Expansão de usinas a gás
Na América Latina e no Caribe, as usinas a gás são frequentemente alimentadas por combustível importado, deixando os países afetados vulneráveis a mercados globais voláteis e mudanças geopolíticas. No entanto, novas capacidades de usinas a gás de mais de 54.000 megawatts (MW) estão planejadas ou já estão em construção na América Latina e no Caribe. O Brasil e o México respondem por 65% e 21% dessa expansão em toda a região, respectivamente.
Os três maiores desenvolvedores de usinas a gás são a CFE, do México, e a Eneva e o Porto Norte Fluminense, do Brasil. “Esses projetos servem ao lobby do gás e prejudicam todos os outros. Já a energia renovável é abundante, mais limpa, mais barata e também pode abastecer comunidades que não têm acesso à rede elétrica”, comenta Oliveira.

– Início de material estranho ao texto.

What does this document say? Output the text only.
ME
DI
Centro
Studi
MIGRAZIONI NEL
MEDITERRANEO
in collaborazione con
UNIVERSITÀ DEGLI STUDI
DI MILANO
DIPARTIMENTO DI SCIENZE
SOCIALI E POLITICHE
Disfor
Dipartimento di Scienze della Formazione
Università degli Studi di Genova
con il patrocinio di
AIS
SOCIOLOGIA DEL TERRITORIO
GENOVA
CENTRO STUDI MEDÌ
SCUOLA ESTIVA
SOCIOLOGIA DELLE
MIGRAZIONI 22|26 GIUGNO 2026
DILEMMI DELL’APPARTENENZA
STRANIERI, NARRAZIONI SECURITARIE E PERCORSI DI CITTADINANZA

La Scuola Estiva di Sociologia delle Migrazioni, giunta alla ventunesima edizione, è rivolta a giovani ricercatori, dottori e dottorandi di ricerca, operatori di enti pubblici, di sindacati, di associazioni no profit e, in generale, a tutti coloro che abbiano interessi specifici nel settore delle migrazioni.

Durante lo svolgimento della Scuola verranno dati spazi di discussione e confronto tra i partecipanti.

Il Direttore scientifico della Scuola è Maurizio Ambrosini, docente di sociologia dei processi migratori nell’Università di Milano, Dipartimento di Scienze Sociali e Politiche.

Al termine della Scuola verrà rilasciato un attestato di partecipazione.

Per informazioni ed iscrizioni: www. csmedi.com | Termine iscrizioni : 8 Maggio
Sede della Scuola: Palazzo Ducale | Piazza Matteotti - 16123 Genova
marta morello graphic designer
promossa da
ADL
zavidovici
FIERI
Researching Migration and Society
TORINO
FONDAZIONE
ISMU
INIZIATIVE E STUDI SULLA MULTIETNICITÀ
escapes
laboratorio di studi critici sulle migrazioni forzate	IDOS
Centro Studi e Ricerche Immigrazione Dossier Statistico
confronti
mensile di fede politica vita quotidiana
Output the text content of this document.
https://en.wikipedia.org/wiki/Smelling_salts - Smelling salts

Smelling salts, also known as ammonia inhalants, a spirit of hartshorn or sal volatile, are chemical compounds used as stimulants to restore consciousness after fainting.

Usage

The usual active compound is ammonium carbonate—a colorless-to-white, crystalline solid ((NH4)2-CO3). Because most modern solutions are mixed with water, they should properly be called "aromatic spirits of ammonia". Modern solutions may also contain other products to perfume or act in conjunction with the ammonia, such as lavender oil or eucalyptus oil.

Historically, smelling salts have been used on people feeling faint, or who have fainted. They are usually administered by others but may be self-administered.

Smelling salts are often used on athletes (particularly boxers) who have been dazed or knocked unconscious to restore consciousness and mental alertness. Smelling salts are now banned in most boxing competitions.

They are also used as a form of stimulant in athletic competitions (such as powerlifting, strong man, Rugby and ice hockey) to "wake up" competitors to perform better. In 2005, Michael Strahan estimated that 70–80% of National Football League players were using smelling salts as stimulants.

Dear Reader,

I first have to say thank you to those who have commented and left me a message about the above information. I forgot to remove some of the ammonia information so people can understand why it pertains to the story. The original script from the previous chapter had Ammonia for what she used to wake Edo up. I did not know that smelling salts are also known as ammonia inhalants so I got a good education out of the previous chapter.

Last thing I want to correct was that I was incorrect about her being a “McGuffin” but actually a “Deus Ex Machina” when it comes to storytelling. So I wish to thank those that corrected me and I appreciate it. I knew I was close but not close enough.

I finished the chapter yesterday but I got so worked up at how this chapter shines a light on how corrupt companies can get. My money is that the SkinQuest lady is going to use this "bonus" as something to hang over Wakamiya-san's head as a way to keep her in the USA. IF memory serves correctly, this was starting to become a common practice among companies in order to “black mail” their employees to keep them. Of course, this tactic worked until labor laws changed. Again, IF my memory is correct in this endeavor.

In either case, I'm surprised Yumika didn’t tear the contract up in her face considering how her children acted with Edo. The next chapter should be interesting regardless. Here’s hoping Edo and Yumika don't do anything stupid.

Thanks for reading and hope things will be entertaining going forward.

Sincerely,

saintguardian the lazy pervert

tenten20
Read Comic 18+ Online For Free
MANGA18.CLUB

Expansão dos combustíveis fósseis financiada por dívida
Projetos de infraestrutura em grande escala geralmente levam a dívidas enormes. Em alguns países da América Latina e do Caribe, a necessidade de atender bancos e detentores de títulos internacionais é um impulsionador de uma maior expansão fóssil. O Peru é um exemplo disso. O bloco 64, perto da fronteira com o Equador, é um dos campos de petróleo mais controversos do Peru. Mais de 7.600 km² de floresta tropical estão na área do campo, bem como as terras de pelo menos 22 comunidades indígenas, incluindo os Achuar, Wampís e Chapra. Nos últimos 30 anos, sua resistência inabalável forçou seis empresas petrolíferas a se retirarem e paralisou a produção.
Para pagar os empréstimos do Deutsche Bank, Santander, Bank of America e HSBC para um projeto de refinaria superdimensionado, a petrolífera nacional Petroperú está agora tentando desesperadamente retomar as operações no Bloco 64. “Os bancos que financiam a infraestrutura de combustíveis fósseis no Peru pouco se importam com a origem do petróleo bruto e também não entrevistaram as pessoas afetadas cuja pátria está sendo sacrificada. Em resposta, os povos indígenas deixaram claro que nenhum petróleo pode ser extraído em seu território. Os bancos não podem mais fingir que não sabem”, diz Mary Mijares, gerente de campanha da Amazon Watch.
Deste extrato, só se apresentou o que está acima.